What’s that now? Surely it can’t be that time already. It’s bright out there. I’ll need some sunglasses.

 

Join in and read more at http://jfb57.wordpress.com/2012/10/15/100-word-challenge-for-grown-ups-week62/

100 Word Challenge for Grown Ups Week# 61

I missed Julia’s challenge last week – she wanted humour and I couldn’t think of anything :-) but I was determined to join in this week. The prompt is ‘I woke with another headache’  and my story is based on a dream I had way back, when Shakespears Sister were in the charts, do you remember them?

Shakespears Sister 

‘Come on here’s your costume’, Marcella Detroit handed me a regulation black swimsuit and cap, just like when I was at school. I hesitated, but she shoved me into a cubicle to change. She indicated that I should follow her up a metal ladder, leading to a high diving board, where Siobhan Fahey, the other Shakespears Sister was waiting.

‘We’re not diving from there’ I said panicking. ‘Course we are, it’s perfectly safe’ Marcella replied. I knew it was suicidal, at the bottom there was only a foot of water. We looked like sleek black seals as we jumped.

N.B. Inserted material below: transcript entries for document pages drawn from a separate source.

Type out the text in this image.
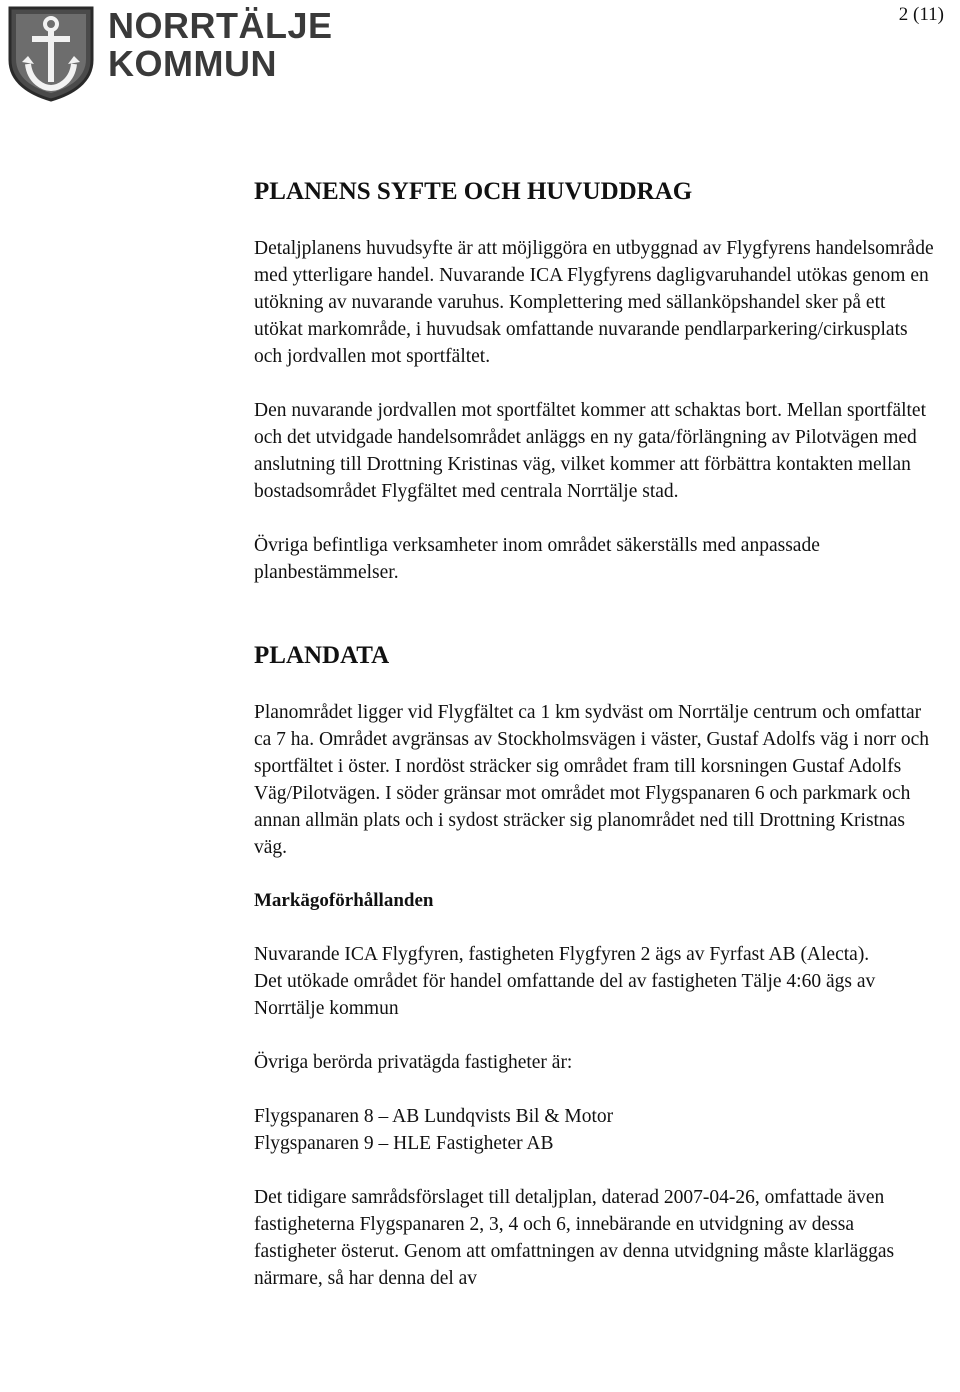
NORRTÄLJE
KOMMUN
2 (11)
PLANENS SYFTE OCH HUVUDDRAG

Detaljplanens huvudsyfte är att möjliggöra en utbyggnad av Flygfyrens handelsområde med ytterligare handel. Nuvarande ICA Flygfyrens dagligvaruhandel utökas genom en utökning av nuvarande varuhus. Komplettering med sällanköpshandel sker på ett utökat markområde, i huvudsak omfattande nuvarande pendlarparkering/cirkusplats och jordvallen mot sportfältet.

Den nuvarande jordvallen mot sportfältet kommer att schaktas bort. Mellan sportfältet och det utvidgade handelsområdet anläggs en ny gata/förlängning av Pilotvägen med anslutning till Drottning Kristinas väg, vilket kommer att förbättra kontakten mellan bostadsområdet Flygfältet med centrala Norrtälje stad.

Övriga befintliga verksamheter inom området säkerställs med anpassade planbestämmelser.

PLANDATA

Planområdet ligger vid Flygfältet ca 1 km sydväst om Norrtälje centrum och omfattar ca 7 ha. Området avgränsas av Stockholmsvägen i väster, Gustaf Adolfs väg i norr och sportfältet i öster. I nordöst sträcker sig området fram till korsningen Gustaf Adolfs Väg/Pilotvägen. I söder gränsar mot området mot Flygspanaren 6 och parkmark och annan allmän plats och i sydost sträcker sig planområdet ned till Drottning Kristnas väg.

Markägoförhållanden

Nuvarande ICA Flygfyren, fastigheten Flygfyren 2 ägs av Fyrfast AB (Alecta).

Det utökade området för handel omfattande del av fastigheten Tälje 4:60 ägs av Norrtälje kommun

Övriga berörda privatägda fastigheter är:

Flygspanaren 8 – AB Lundqvists Bil & Motor

Flygspanaren 9 – HLE Fastigheter AB

Det tidigare samrådsförslaget till detaljplan, daterad 2007-04-26, omfattade även fastigheterna Flygspanaren 2, 3, 4 och 6, innebärande en utvidgning av dessa fastigheter österut. Genom att omfattningen av denna utvidgning måste klarläggas närmare, så har denna del av
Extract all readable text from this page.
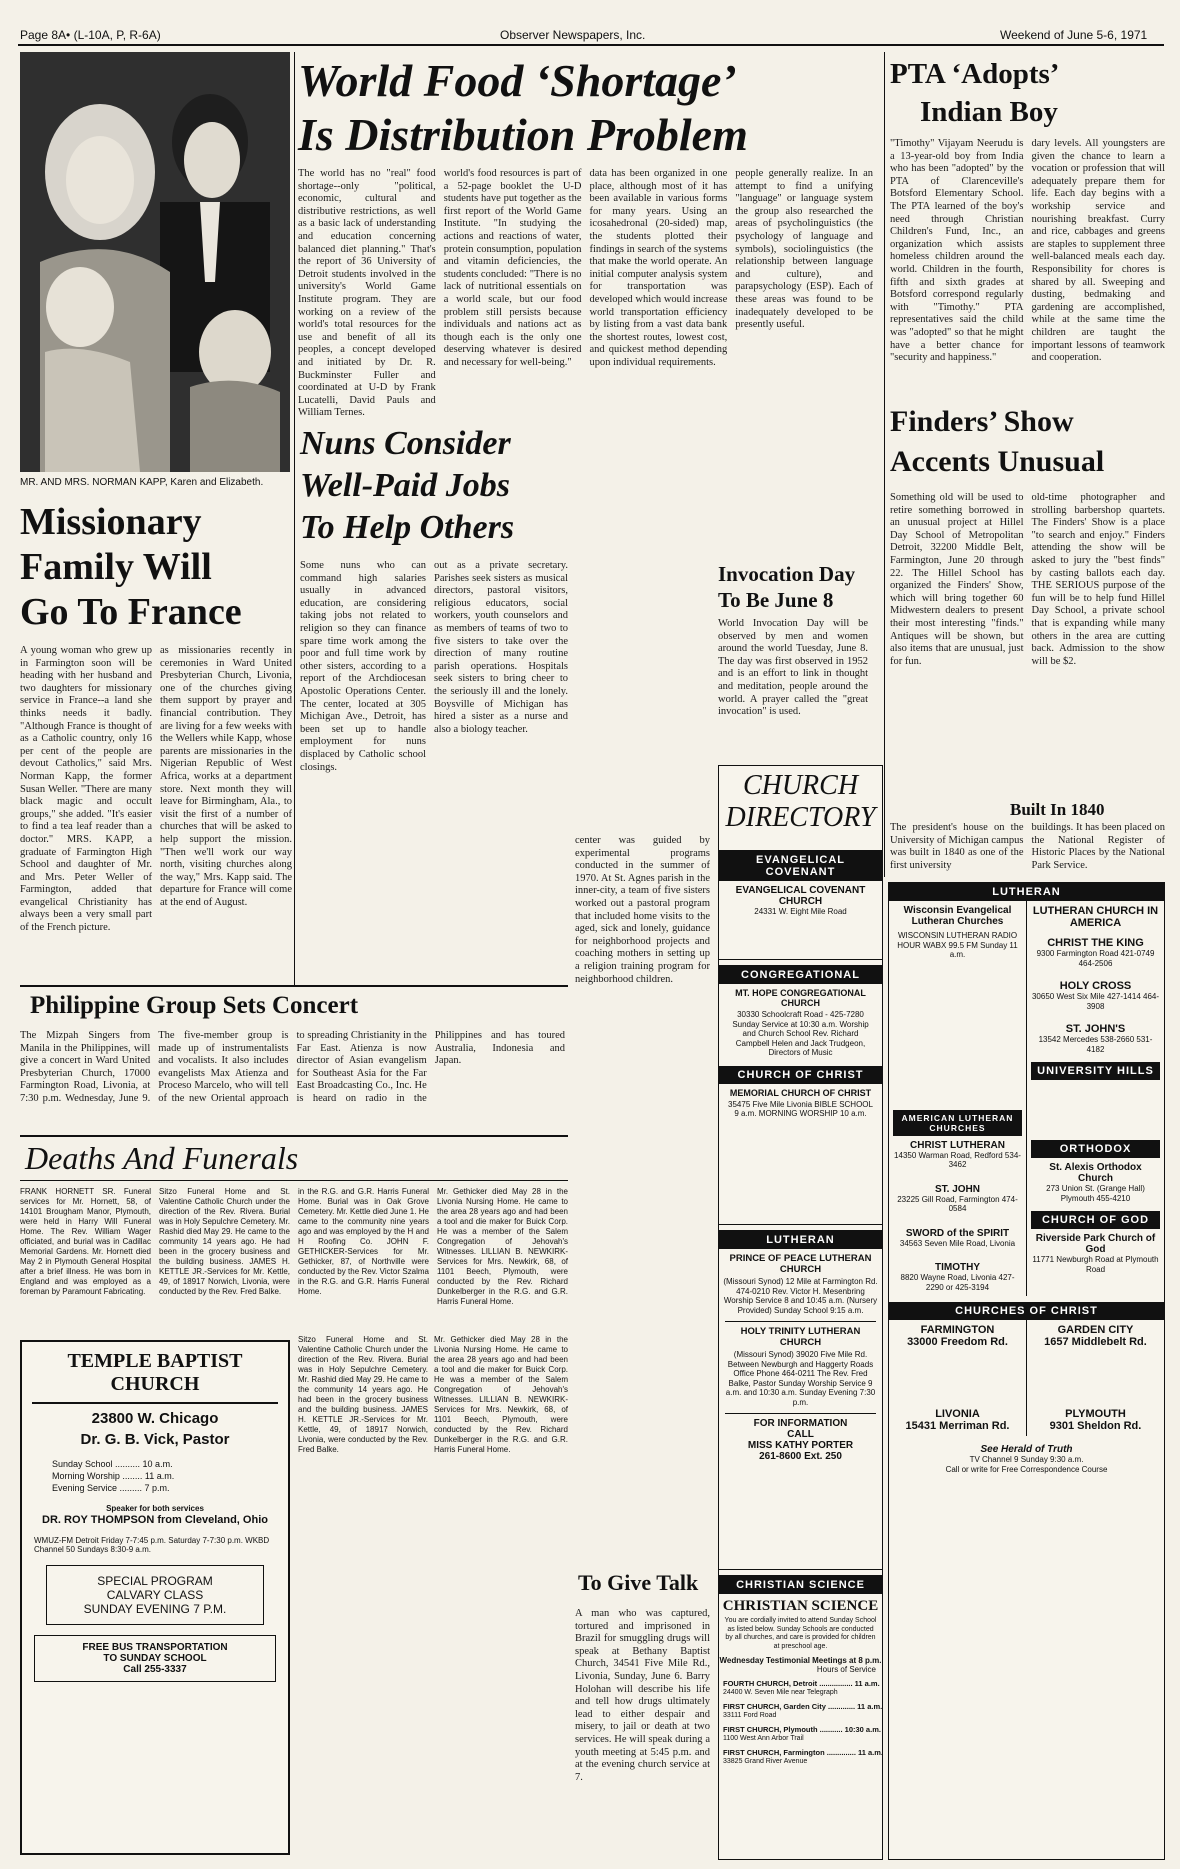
Page 8A• (L-10A, P, R-6A)	Observer Newspapers, Inc.	Weekend of June 5-6, 1971
MR. AND MRS. NORMAN KAPP, Karen and Elizabeth.
Missionary
Family Will
Go To France
A young woman who grew up in Farmington soon will be heading with her husband and two daughters for missionary service in France--a land she thinks needs it badly. "Although France is thought of as a Catholic country, only 16 per cent of the people are devout Catholics," said Mrs. Norman Kapp, the former Susan Weller. "There are many black magic and occult groups," she added. "It's easier to find a tea leaf reader than a doctor." MRS. KAPP, a graduate of Farmington High School and daughter of Mr. and Mrs. Peter Weller of Farmington, added that evangelical Christianity has always been a very small part of the French picture.
as missionaries recently in ceremonies in Ward United Presbyterian Church, Livonia, one of the churches giving them support by prayer and financial contribution. They are living for a few weeks with the Wellers while Kapp, whose parents are missionaries in the Nigerian Republic of West Africa, works at a department store. Next month they will leave for Birmingham, Ala., to visit the first of a number of churches that will be asked to help support the mission. "Then we'll work our way north, visiting churches along the way," Mrs. Kapp said. The departure for France will come at the end of August.
World Food ‘Shortage’
Is Distribution Problem
The world has no "real" food shortage--only "political, economic, cultural and distributive restrictions, as well as a basic lack of understanding and education concerning balanced diet planning." That's the report of 36 University of Detroit students involved in the university's World Game Institute program. They are working on a review of the world's total resources for the use and benefit of all its peoples, a concept developed and initiated by Dr. R. Buckminster Fuller and coordinated at U-D by Frank Lucatelli, David Pauls and William Ternes.
world's food resources is part of a 52-page booklet the U-D students have put together as the first report of the World Game Institute. "In studying the actions and reactions of water, protein consumption, population and vitamin deficiencies, the students concluded: "There is no lack of nutritional essentials on a world scale, but our food problem still persists because individuals and nations act as though each is the only one deserving whatever is desired and necessary for well-being."
data has been organized in one place, although most of it has been available in various forms for many years. Using an icosahedronal (20-sided) map, the students plotted their findings in search of the systems that make the world operate. An initial computer analysis system for transportation was developed which would increase world transportation efficiency by listing from a vast data bank the shortest routes, lowest cost, and quickest method depending upon individual requirements.
people generally realize. In an attempt to find a unifying "language" or language system the group also researched the areas of psycholinguistics (the psychology of language and symbols), sociolinguistics (the relationship between language and culture), and parapsychology (ESP). Each of these areas was found to be inadequately developed to be presently useful.
Nuns Consider
Well-Paid Jobs
To Help Others
Some nuns who can command high salaries usually in advanced education, are considering taking jobs not related to religion so they can finance spare time work among the poor and full time work by other sisters, according to a report of the Archdiocesan Apostolic Operations Center. The center, located at 305 Michigan Ave., Detroit, has been set up to handle employment for nuns displaced by Catholic school closings.
out as a private secretary. Parishes seek sisters as musical directors, pastoral visitors, religious educators, social workers, youth counselors and as members of teams of two to five sisters to take over the direction of many routine parish operations. Hospitals seek sisters to bring cheer to the seriously ill and the lonely. Boysville of Michigan has hired a sister as a nurse and also a biology teacher.
center was guided by experimental programs conducted in the summer of 1970. At St. Agnes parish in the inner-city, a team of five sisters worked out a pastoral program that included home visits to the aged, sick and lonely, guidance for neighborhood projects and coaching mothers in setting up a religion training program for neighborhood children.
Invocation Day
To Be June 8
World Invocation Day will be observed by men and women around the world Tuesday, June 8. The day was first observed in 1952 and is an effort to link in thought and meditation, people around the world. A prayer called the "great invocation" is used.
Philippine Group Sets Concert
The Mizpah Singers from Manila in the Philippines, will give a concert in Ward United Presbyterian Church, 17000 Farmington Road, Livonia, at 7:30 p.m. Wednesday, June 9. The five-member group is made up of instrumentalists and vocalists. It also includes evangelists Max Atienza and Proceso Marcelo, who will tell of the new Oriental approach to spreading Christianity in the Far East. Atienza is now director of Asian evangelism for Southeast Asia for the Far East Broadcasting Co., Inc. He is heard on radio in the Philippines and has toured Australia, Indonesia and Japan.
Deaths And Funerals
FRANK HORNETT SR. Funeral services for Mr. Hornett, 58, of 14101 Brougham Manor, Plymouth, were held in Harry Will Funeral Home. The Rev. William Wager officiated, and burial was in Cadillac Memorial Gardens. Mr. Hornett died May 2 in Plymouth General Hospital after a brief illness. He was born in England and was employed as a foreman by Paramount Fabricating.
Sitzo Funeral Home and St. Valentine Catholic Church under the direction of the Rev. Rivera. Burial was in Holy Sepulchre Cemetery. Mr. Rashid died May 29. He came to the community 14 years ago. He had been in the grocery business and the building business. JAMES H. KETTLE JR.-Services for Mr. Kettle, 49, of 18917 Norwich, Livonia, were conducted by the Rev. Fred Balke.
in the R.G. and G.R. Harris Funeral Home. Burial was in Oak Grove Cemetery. Mr. Kettle died June 1. He came to the community nine years ago and was employed by the H and H Roofing Co. JOHN F. GETHICKER-Services for Mr. Gethicker, 87, of Northville were conducted by the Rev. Victor Szalma in the R.G. and G.R. Harris Funeral Home.
Mr. Gethicker died May 28 in the Livonia Nursing Home. He came to the area 28 years ago and had been a tool and die maker for Buick Corp. He was a member of the Salem Congregation of Jehovah's Witnesses. LILLIAN B. NEWKIRK-Services for Mrs. Newkirk, 68, of 1101 Beech, Plymouth, were conducted by the Rev. Richard Dunkelberger in the R.G. and G.R. Harris Funeral Home.
Mr. Gethicker died May 28 in the Livonia Nursing Home. He came to the area 28 years ago and had been a tool and die maker for Buick Corp. He was a member of the Salem Congregation of Jehovah's Witnesses. LILLIAN B. NEWKIRK-Services for Mrs. Newkirk, 68, of 1101 Beech, Plymouth, were conducted by the Rev. Richard Dunkelberger in the R.G. and G.R. Harris Funeral Home.
TEMPLE BAPTIST CHURCH
23800 W. Chicago
Dr. G. B. Vick, Pastor
Sunday School .......... 10 a.m.
Morning Worship ........ 11 a.m.
Evening Service ......... 7 p.m.
Speaker for both services
DR. ROY THOMPSON from Cleveland, Ohio
WMUZ-FM Detroit Friday 7-7:45 p.m. Saturday 7-7:30 p.m. WKBD Channel 50 Sundays 8:30-9 a.m.
SPECIAL PROGRAM
CALVARY CLASS
SUNDAY EVENING 7 P.M.
FREE BUS TRANSPORTATION
TO SUNDAY SCHOOL
Call 255-3337
Sitzo Funeral Home and St. Valentine Catholic Church under the direction of the Rev. Rivera. Burial was in Holy Sepulchre Cemetery. Mr. Rashid died May 29. He came to the community 14 years ago. He had been in the grocery business and the building business. JAMES H. KETTLE JR.-Services for Mr. Kettle, 49, of 18917 Norwich, Livonia, were conducted by the Rev. Fred Balke.
To Give Talk
A man who was captured, tortured and imprisoned in Brazil for smuggling drugs will speak at Bethany Baptist Church, 34541 Five Mile Rd., Livonia, Sunday, June 6. Barry Holohan will describe his life and tell how drugs ultimately lead to either despair and misery, to jail or death at two services. He will speak during a youth meeting at 5:45 p.m. and at the evening church service at 7.
CHURCH
DIRECTORY
EVANGELICAL COVENANT
EVANGELICAL COVENANT CHURCH
24331 W. Eight Mile Road
CONGREGATIONAL
MT. HOPE CONGREGATIONAL CHURCH
30330 Schoolcraft Road - 425-7280 Sunday Service at 10:30 a.m. Worship and Church School Rev. Richard Campbell Helen and Jack Trudgeon, Directors of Music
CHURCH OF CHRIST
MEMORIAL CHURCH OF CHRIST
35475 Five Mile Livonia BIBLE SCHOOL 9 a.m. MORNING WORSHIP 10 a.m.
LUTHERAN
PRINCE OF PEACE LUTHERAN CHURCH
(Missouri Synod) 12 Mile at Farmington Rd. 474-0210 Rev. Victor H. Mesenbring Worship Service 8 and 10:45 a.m. (Nursery Provided) Sunday School 9:15 a.m.
HOLY TRINITY LUTHERAN CHURCH
(Missouri Synod) 39020 Five Mile Rd. Between Newburgh and Haggerty Roads Office Phone 464-0211 The Rev. Fred Balke, Pastor Sunday Worship Service 9 a.m. and 10:30 a.m. Sunday Evening 7:30 p.m.
FOR INFORMATION
CALL
MISS KATHY PORTER
261-8600 Ext. 250
CHRISTIAN SCIENCE
CHRISTIAN SCIENCE
You are cordially invited to attend Sunday School as listed below. Sunday Schools are conducted by all churches, and care is provided for children at preschool age.
Wednesday Testimonial Meetings at 8 p.m.
Hours of Service
FOURTH CHURCH, Detroit ................ 11 a.m.
24400 W. Seven Mile near Telegraph
FIRST CHURCH, Garden City ............. 11 a.m.
33111 Ford Road
FIRST CHURCH, Plymouth ........... 10:30 a.m.
1100 West Ann Arbor Trail
FIRST CHURCH, Farmington .............. 11 a.m.
33825 Grand River Avenue
PTA ‘Adopts’
Indian Boy
"Timothy" Vijayam Neerudu is a 13-year-old boy from India who has been "adopted" by the PTA of Clarenceville's Botsford Elementary School. The PTA learned of the boy's need through Christian Children's Fund, Inc., an organization which assists homeless children around the world. Children in the fourth, fifth and sixth grades at Botsford correspond regularly with "Timothy." PTA representatives said the child was "adopted" so that he might have a better chance for "security and happiness."
dary levels. All youngsters are given the chance to learn a vocation or profession that will adequately prepare them for life. Each day begins with a workship service and nourishing breakfast. Curry and rice, cabbages and greens are staples to supplement three well-balanced meals each day. Responsibility for chores is shared by all. Sweeping and dusting, bedmaking and gardening are accomplished, while at the same time the children are taught the important lessons of teamwork and cooperation.
Finders’ Show
Accents Unusual
Something old will be used to retire something borrowed in an unusual project at Hillel Day School of Metropolitan Detroit, 32200 Middle Belt, Farmington, June 20 through 22. The Hillel School has organized the Finders' Show, which will bring together 60 Midwestern dealers to present their most interesting "finds." Antiques will be shown, but also items that are unusual, just for fun.
old-time photographer and strolling barbershop quartets. The Finders' Show is a place "to search and enjoy." Finders attending the show will be asked to jury the "best finds" by casting ballots each day. THE SERIOUS purpose of the fun will be to help fund Hillel Day School, a private school that is expanding while many others in the area are cutting back. Admission to the show will be $2.
Built In 1840
The president's house on the University of Michigan campus was built in 1840 as one of the first university
buildings. It has been placed on the National Register of Historic Places by the National Park Service.
LUTHERAN
Wisconsin Evangelical Lutheran Churches
WISCONSIN LUTHERAN RADIO HOUR WABX 99.5 FM Sunday 11 a.m.
AMERICAN LUTHERAN CHURCHES
CHRIST LUTHERAN
14350 Warman Road, Redford 534-3462
ST. JOHN
23225 Gill Road, Farmington 474-0584
SWORD of the SPIRIT
34563 Seven Mile Road, Livonia
TIMOTHY
8820 Wayne Road, Livonia 427-2290 or 425-3194
LUTHERAN CHURCH IN AMERICA
CHRIST THE KING
9300 Farmington Road 421-0749 464-2506
HOLY CROSS
30650 West Six Mile 427-1414 464-3908
ST. JOHN'S
13542 Mercedes 538-2660 531-4182
UNIVERSITY HILLS
ORTHODOX
St. Alexis Orthodox Church
273 Union St. (Grange Hall) Plymouth 455-4210
CHURCH OF GOD
Riverside Park Church of God
11771 Newburgh Road at Plymouth Road
CHURCHES OF CHRIST
FARMINGTON
33000 Freedom Rd.
LIVONIA
15431 Merriman Rd.
GARDEN CITY
1657 Middlebelt Rd.
PLYMOUTH
9301 Sheldon Rd.
See Herald of Truth
TV Channel 9 Sunday 9:30 a.m.
Call or write for Free Correspondence Course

I woke with another headache.

100 Word Challenge for Grown Ups Week# 59

Julia has chosen this picture for her challenge this week. A photo I have seen before and wondered, whatever would make someone walk to the edge, never mind sit there? How would you get back up again?

So I think it would have to be a very desperate reason.

Long Drop

That morning he’d found her cowering in the barn, her face turned eggplant purple, and an ugly gash to the back of her head. His brother-in-law had stirred when Ray took the gun from his belt, and pulled a blade, as he used the hay bales to push himself up. He crumpled instantly, blood sprayed from his mouth, it took just one of his own bullets, shot from Ray’s steady hand.

He listened until he had heard both a heavy thud and an empty metallic clatter. That’s taken care of it. I’ve covered my tracks and she’ll come to no harm again.